Well I just had a look through some different web pages but the Luminous Landscape method is the one I began blending from when I first bought a digital camera, a Canon G3 point and shoot about two years ago (got stolen in Bali)

Firstly ignore all the ways of lining up slides with a black border and read the rest. Having a tripod and digital files you wont have to line up anything, just paste one on top of the other an follow all the instructions.

Regarding the Rebel XT I couldnt say (brief search revealed nothing) but I am sure it will about 6 stops of more. Ask in the Canon forum, it would be interesting to know. I forgot to say, make sure you buy the 0.9 and 0.6 grads in both soft step and hard step, especially for your favourite lighthouse shots but I am sure grads will only mess thinks up here. Actually this makes a perfect HDR test for you doesnt it. Anyway, I would recommend the Hitech filter range. Heres a UK link so you can see what you are looking at, but I am sure you can find a US link.

http://www.formatt.co.uk/hitech/85_page1.asp

With a 1.6x crop camera you can use the Hitech 85 system (100 system is far larger and more expensive but necessary for 17mm wide angles on full frame cameras like the 5D to stop vignetting or seeing the filter holder in the photgraph).
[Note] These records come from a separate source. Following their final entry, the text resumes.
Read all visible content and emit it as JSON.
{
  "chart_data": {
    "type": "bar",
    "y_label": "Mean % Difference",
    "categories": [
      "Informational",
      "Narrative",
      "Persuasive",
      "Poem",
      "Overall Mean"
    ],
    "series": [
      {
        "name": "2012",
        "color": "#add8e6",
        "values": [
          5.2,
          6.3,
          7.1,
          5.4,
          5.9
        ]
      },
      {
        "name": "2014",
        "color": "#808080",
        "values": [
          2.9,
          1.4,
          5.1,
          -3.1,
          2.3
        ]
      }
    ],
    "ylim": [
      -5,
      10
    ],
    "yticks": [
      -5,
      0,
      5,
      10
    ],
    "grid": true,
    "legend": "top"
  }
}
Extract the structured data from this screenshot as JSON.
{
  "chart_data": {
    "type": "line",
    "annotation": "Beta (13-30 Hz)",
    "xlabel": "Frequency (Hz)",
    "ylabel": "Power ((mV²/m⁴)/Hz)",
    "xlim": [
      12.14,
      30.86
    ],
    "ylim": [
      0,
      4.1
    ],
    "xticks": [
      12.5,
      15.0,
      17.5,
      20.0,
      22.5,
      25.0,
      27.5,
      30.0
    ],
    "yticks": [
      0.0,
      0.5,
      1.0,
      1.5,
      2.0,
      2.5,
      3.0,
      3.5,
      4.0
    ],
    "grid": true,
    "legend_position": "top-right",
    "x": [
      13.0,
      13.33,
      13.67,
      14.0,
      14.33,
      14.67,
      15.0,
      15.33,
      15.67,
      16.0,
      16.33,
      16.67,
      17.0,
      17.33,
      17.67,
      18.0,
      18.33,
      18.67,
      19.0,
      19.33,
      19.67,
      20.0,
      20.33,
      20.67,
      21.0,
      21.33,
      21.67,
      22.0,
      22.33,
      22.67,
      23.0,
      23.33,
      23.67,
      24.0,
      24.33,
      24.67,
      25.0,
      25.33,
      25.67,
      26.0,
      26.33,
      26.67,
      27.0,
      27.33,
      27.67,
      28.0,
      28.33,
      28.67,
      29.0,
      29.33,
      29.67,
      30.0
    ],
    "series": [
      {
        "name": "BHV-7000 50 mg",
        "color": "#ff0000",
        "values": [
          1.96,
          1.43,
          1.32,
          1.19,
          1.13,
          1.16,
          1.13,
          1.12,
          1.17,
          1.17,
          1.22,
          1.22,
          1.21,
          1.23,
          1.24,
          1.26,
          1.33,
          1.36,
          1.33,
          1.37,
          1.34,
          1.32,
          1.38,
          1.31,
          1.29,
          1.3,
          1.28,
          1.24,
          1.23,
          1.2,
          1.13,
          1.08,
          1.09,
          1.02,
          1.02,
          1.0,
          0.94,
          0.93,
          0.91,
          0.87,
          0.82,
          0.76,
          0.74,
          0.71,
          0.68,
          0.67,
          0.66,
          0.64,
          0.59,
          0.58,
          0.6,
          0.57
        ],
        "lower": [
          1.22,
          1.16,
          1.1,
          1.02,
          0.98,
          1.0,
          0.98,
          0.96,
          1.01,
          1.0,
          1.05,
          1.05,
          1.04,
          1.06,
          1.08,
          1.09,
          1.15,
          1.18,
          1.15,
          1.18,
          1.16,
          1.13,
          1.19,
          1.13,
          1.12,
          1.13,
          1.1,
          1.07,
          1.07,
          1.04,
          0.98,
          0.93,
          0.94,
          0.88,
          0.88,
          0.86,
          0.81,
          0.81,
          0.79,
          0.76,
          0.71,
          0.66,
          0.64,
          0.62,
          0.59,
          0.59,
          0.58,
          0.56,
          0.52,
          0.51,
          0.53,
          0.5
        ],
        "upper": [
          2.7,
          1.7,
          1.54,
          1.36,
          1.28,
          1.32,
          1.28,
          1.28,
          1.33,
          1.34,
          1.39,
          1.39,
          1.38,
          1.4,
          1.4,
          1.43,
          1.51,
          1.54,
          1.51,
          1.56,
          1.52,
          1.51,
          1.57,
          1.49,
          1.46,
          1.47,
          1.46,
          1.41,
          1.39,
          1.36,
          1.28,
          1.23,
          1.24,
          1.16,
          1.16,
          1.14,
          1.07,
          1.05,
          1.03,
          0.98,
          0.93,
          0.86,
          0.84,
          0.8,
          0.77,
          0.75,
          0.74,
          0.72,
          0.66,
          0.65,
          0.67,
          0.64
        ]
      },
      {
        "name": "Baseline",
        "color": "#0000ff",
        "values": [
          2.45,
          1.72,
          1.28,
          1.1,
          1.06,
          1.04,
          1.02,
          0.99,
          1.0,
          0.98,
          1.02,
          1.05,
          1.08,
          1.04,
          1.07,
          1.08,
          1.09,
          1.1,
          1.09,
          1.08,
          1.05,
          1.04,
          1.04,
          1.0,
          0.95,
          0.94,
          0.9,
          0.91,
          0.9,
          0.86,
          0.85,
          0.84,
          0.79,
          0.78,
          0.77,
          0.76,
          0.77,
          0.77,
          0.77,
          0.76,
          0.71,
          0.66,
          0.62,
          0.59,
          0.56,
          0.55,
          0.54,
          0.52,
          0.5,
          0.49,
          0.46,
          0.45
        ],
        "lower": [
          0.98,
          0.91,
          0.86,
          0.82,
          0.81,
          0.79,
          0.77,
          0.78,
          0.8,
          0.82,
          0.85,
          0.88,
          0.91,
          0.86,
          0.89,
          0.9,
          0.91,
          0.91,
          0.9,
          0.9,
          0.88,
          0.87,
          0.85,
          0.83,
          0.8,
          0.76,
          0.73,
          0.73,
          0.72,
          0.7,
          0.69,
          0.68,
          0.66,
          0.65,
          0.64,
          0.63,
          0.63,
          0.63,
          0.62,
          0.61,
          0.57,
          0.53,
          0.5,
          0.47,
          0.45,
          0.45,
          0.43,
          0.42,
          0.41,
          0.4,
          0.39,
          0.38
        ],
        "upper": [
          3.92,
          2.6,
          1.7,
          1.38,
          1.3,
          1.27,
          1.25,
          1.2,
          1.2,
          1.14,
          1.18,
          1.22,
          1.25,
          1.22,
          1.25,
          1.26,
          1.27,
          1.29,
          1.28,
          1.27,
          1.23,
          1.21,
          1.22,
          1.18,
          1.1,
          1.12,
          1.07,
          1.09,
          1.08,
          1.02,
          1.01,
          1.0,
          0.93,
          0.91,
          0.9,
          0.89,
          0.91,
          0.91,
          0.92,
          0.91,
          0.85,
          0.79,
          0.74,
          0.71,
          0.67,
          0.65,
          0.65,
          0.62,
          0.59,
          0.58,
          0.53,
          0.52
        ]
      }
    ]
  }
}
They are cheap and good quality plastic without a colour cast. You can then get a Cokin P filter holder and rings (also very cheap) and this will do the job wonderfully. Cokin grads have a grey cast to them so I was told, so best avoided as the hitech ones are $20 each I guess (12 pounds here in England, why does photo.net never show the pounds sign properly, it always comes up as a ? mark!!!!)

Good luck with it all and thanks to Rick for hijacking his picture!